Symbols play an important role in right wing yatras and they are used to generate more passions and thus sometimes the body of country is shown as ‘Bharat Mata’ and sometimes furling of flag (the recent campaign and M.M Joshi’s yatra of 1992) demarcates a nationalist from that of an anti-national. If Somnath (BJP argues that it was it was at Somnath where the assault on Hindu temples and shrines is was started by Ghazni) choosed to be the starting point of the yatra in September, 1990 by L.K Advani, Kolkata the ancestral home of Shyama Prasad Mukherjee was used in the recent ‘Ekta Yatra’. In this game of politics everything is arranged strategically by BJP. One more aspect of all the yatras has been the timing of these yatras, if Mukherjee defied the permit system when Jan Sangh was at the lowest ebb, the recent Yatra aimed at full filling Mukherjee’s mission when they have almost been rooted out of last Lok sabha elections.

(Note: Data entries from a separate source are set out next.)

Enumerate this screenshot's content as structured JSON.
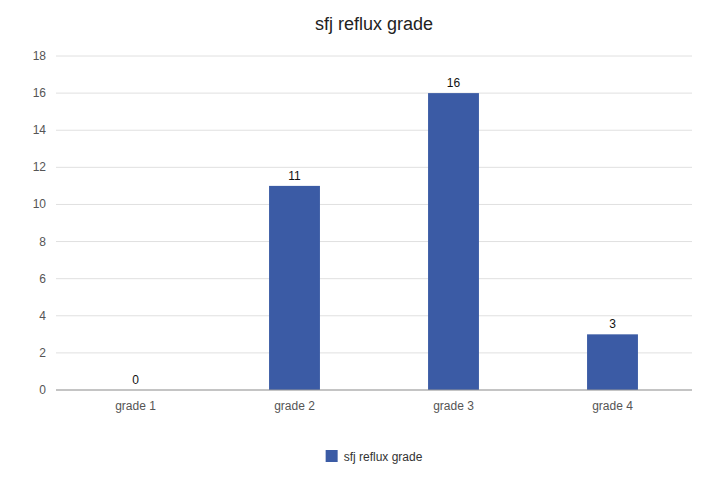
{
  "chart_data": {
    "type": "bar",
    "title": "sfj reflux grade",
    "categories": [
      "grade 1",
      "grade 2",
      "grade 3",
      "grade 4"
    ],
    "series": [
      {
        "name": "sfj reflux grade",
        "color": "#3B5BA5",
        "values": [
          0,
          11,
          16,
          3
        ]
      }
    ],
    "ylim": [
      0,
      18
    ],
    "yticks": [
      0,
      2,
      4,
      6,
      8,
      10,
      12,
      14,
      16,
      18
    ],
    "grid": true,
    "legend": "bottom",
    "data_labels": true
  }
}
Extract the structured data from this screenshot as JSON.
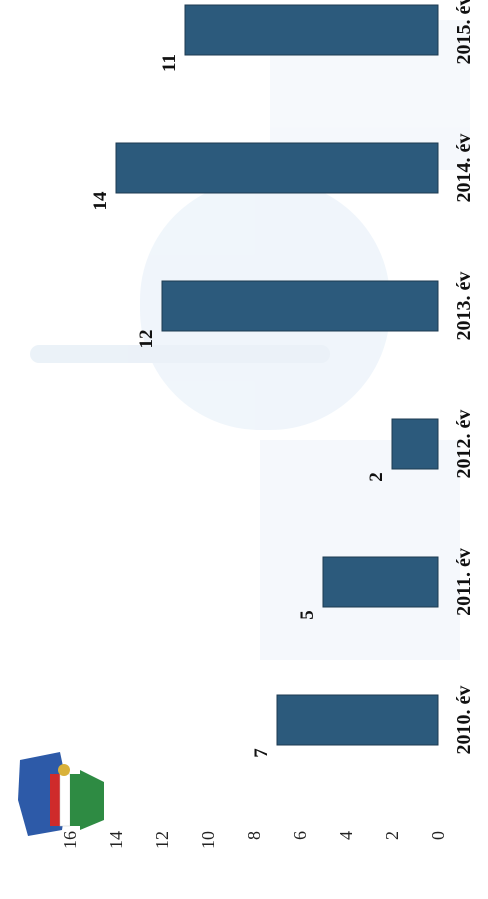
{
  "chart_data": {
    "type": "bar",
    "orientation": "rotated-90",
    "categories": [
      "2010. év",
      "2011. év",
      "2012. év",
      "2013. év",
      "2014. év",
      "2015. év"
    ],
    "values": [
      7,
      5,
      2,
      12,
      14,
      11
    ],
    "data_labels": [
      "7",
      "5",
      "2",
      "12",
      "14",
      "11"
    ],
    "ylim": [
      0,
      16
    ],
    "y_ticks": [
      "0",
      "2",
      "4",
      "6",
      "8",
      "10",
      "12",
      "14",
      "16"
    ],
    "grid": false,
    "bar_color": "#2c5a7c",
    "logo_icon": "hungarian-police-crest-icon"
  }
}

Also the coming elections in UP and West Bengal is of course very well in the mind of the BJP ideologues and strategists. Apart from that as the issue of Ram Janam Bhoomi is more or less dead, Yeduruppa is also involved in corruption and most importantly when Assemananda case has surfaced so BJP is desperately in need of an issue which brings it back into the picture and also veils ‘Hindu terrorism’ and huge scams throughout the country. Nothing better than the rhetoric of Nationalism and that also when linked with Kashmir gives the best response.